Figure 6.. Dissecting epithelial stretch response by scRNA-seq

(A) UMAP representation of scRNA-seq of organoids treated with forskolin, CFTRinh-172, or DMSO (5,241 cells × 29,603 genes), colored by annotated cell type. (B) Fractional change in the abundance of annotated cell types after treatment. Fisher’s exact test after Bonferroni correction: **p < 0.01, ***p < 0.001. (C) Histogram of G2/M scores calculated from cell transcriptomes shows no change in proliferation with CFTRinh-172. (D) The fraction of cells in S phase, assessed by 2-h incubation with EdU, does not change significantly after 36 h of treatment with CFTRinh-172. Ouabain reduces the S phase fraction of Lgr5⁺ and Lgr5⁻ cells. DMSO, n = 66 organoids; CFTRinh, n = 63 organoids; 3 biological replicates per condition; ouabain, n = 35 organoids, 2 biological replicates). (E) Heatmaps of gene expression in the cluster of stretch-associated cells across different experiments, showing enrichment of multiple genes specific to the state (top) and reduced expression of genes marking canonical cell types of the epithelium (remaining maps). Experiments: CFTRinh-172-treated (C), DMSO-treated (D), and forskolin-treated (F). (F) Select mean transcript abundances. Error bars indicate SEM. (G) Representative images of fixed organoids stained for Anxa1 and Basp1. (H) Fraction of cells scored as Basp1 high in fixed and stained organoids after 12-h treatment with DMSO (n = 1,811 Basp1-low cells; n = 43 Basp1-high cells) or forskolin (n = 790 Basp1-low cells; n = 97 Basp1-high cells). Error bar indicates SEM. (I) False discovery rate (FDR)-corrected p values from gene set enrichment analysis, comparing stretch-associated marker genes with gene sets enriched in cell states observed in other studies.

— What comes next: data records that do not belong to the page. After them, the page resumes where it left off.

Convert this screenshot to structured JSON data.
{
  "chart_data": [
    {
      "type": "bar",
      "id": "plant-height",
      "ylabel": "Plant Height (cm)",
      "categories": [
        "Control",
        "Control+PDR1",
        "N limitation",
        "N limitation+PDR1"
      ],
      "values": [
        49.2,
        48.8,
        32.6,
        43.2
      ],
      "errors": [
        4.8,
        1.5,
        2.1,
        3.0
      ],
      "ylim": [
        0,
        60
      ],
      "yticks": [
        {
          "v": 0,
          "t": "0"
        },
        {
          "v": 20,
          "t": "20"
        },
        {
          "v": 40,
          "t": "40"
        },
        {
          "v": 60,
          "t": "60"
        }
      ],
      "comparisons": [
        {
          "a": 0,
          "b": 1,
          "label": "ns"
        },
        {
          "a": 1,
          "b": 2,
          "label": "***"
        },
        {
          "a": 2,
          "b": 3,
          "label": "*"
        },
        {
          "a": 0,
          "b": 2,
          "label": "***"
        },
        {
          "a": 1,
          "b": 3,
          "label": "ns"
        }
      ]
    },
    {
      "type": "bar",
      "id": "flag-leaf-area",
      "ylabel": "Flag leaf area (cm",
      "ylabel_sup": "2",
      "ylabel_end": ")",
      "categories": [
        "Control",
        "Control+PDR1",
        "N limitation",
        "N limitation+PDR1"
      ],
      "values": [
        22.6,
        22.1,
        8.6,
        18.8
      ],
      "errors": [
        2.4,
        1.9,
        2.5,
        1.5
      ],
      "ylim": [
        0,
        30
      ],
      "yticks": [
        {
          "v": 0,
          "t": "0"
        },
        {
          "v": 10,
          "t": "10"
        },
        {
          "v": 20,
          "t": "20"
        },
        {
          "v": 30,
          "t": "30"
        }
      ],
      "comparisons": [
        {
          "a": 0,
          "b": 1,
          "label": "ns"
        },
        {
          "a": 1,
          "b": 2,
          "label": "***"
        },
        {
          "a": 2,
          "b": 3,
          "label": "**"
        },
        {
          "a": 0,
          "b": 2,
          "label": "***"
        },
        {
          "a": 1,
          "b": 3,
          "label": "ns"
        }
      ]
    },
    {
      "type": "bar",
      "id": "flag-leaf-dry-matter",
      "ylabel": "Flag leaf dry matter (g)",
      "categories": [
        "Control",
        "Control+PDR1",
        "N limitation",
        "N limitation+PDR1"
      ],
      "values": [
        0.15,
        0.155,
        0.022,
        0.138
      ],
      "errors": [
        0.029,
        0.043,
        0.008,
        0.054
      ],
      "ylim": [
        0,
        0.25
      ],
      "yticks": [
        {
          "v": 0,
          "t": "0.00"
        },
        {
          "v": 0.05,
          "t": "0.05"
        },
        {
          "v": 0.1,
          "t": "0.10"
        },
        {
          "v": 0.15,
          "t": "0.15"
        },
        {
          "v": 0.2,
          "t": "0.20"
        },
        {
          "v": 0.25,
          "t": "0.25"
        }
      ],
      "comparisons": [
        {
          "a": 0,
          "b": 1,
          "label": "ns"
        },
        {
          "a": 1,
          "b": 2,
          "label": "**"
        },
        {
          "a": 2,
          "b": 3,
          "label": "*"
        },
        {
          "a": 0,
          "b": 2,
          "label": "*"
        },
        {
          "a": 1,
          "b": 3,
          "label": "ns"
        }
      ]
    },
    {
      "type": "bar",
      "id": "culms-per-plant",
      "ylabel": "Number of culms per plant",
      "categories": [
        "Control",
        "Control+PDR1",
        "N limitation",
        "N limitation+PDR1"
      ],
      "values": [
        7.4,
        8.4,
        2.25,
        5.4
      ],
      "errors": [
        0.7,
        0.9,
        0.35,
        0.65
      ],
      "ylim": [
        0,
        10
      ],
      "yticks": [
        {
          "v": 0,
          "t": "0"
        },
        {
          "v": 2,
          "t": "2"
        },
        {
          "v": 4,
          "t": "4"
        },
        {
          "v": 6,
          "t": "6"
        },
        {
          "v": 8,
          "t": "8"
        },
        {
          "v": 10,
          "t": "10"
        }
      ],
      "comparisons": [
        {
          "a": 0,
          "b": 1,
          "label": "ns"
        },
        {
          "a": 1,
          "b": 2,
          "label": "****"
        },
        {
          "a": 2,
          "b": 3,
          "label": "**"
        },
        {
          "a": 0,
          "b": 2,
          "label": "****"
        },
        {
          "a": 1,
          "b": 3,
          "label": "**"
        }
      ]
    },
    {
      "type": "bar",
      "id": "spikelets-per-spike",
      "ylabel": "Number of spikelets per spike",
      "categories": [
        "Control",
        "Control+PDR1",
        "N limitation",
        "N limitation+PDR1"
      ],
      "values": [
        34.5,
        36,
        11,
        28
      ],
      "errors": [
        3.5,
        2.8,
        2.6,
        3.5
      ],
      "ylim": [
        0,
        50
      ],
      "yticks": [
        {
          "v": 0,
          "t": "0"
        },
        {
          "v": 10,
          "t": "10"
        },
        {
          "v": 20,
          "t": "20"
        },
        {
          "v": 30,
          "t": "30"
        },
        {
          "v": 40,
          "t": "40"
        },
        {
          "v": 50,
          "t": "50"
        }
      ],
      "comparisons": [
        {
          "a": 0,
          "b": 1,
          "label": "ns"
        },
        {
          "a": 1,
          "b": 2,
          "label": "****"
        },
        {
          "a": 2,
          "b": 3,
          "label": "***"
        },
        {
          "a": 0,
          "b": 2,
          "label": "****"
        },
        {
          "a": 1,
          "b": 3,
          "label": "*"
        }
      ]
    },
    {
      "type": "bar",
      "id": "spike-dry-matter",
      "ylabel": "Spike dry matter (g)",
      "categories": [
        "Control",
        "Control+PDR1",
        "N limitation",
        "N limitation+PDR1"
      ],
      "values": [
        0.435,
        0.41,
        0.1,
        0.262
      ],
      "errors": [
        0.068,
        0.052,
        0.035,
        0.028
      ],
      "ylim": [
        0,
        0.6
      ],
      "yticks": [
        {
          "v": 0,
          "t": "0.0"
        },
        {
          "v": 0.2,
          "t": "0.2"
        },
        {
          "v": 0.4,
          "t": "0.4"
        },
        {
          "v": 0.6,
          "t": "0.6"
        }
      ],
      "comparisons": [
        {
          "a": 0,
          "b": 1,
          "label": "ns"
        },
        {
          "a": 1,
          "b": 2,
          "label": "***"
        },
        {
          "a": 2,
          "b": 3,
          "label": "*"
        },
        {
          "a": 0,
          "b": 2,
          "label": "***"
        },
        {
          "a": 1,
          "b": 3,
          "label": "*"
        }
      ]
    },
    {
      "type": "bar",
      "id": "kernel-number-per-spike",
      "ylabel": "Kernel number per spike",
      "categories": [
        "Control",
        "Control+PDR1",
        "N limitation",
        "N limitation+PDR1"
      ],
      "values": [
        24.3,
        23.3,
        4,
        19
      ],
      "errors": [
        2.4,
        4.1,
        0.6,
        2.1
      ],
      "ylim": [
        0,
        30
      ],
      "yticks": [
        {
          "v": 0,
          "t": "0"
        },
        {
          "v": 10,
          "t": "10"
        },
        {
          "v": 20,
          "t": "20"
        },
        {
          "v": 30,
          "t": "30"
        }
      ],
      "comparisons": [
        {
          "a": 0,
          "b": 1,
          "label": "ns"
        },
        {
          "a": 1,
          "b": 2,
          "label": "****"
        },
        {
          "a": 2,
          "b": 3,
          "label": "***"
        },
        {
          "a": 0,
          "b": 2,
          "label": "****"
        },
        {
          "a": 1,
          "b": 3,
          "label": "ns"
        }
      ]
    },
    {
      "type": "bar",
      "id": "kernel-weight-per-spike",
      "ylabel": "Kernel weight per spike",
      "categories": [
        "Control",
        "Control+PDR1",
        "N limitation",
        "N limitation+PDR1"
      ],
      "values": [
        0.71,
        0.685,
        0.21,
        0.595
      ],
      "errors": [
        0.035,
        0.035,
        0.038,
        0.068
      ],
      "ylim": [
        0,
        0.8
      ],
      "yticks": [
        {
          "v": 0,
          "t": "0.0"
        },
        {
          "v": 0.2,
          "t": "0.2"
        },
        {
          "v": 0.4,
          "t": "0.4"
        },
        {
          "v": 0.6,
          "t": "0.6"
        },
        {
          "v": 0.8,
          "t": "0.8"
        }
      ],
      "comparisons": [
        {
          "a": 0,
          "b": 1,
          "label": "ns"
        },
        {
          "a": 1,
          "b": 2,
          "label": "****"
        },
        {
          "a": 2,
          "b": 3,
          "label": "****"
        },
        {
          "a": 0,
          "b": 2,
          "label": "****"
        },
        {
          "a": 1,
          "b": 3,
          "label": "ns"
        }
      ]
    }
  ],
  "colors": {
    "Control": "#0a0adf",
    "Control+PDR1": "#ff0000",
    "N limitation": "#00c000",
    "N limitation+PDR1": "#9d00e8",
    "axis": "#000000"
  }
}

Figure 7.. Piezo channel activity is necessary for inflation-mediated fission

(A) Experimental design for imaging intracellular calcium dynamics after stimulating or inhibiting luminal inflation or Piezo channel activity. (B) Top: the calcium dye CA-630 shows increased intensity in the epithelium surrounding an inflated (inf.) bud compared with a collapsed (coll.) bud. Bottom: after forskolin treatment, the previously coll. bud (marked by an asterisk) shows increased CA-630 intensity. (C) Representative images of calcium imaging under perturbation. (D) Quantification of mean CA-630 dye intensity under different conditions. F, C, G/F as defined in (C) (n = 29 no-drug controls, n = 64 no-dye controls, n = 29 forskolin-treated organoids, n = 31 CFTRinh-172-treated organoids, n = 33 GdCl₃ + forskolin-treated organoids; 2 biological replicates per condition). Error bars indicate SEM. One-sided t test: *p < 0.05, **p < 0.01, ***p < 0.001. (E) Experimental designs to quantify SCZ fission after sustained inhibition or acute activation of Piezo ion channels. (F) Channel inhibition significantly reduces the number of fission events per organoid compared with vehicle control (n = 70 organoids in DMSO across 6 replicates, n = 34 in GdCl₃ across 3 replicates, n = 24 in GsMTx4 across 3 replicates). (G) Treatment with the Piezo agonist Yoda1 does not significantly alter fission frequencies (n = 61 in DMSO across 6 replicates, n = 38 in Yoda1 across 6 replicates). (H) Piezo channel inhibition weakly suppresses inflation. Data are from same organoids as in (F). (I) Experimental design to test for epistasis between inflation and Piezo channel activity on SCZ fission rates. (J) and K) Dual treatment with the Piezo channel inhibitor GdCl₃ and the CFTR agonist forskolin (G+F) increases organoid inflation, but the SCZ fission rate is reduced, consistent with Piezo channel activity acting downstream of inflation to mediate SCZ fission. Experiments were carried out separately from those in (E)–(H), using smaller organoid fragments that exhibited lower inflation and fission rates (n = 59 organoids in DMSO, n = 53 in GdCl₃ + forskolin, 6 replicates each).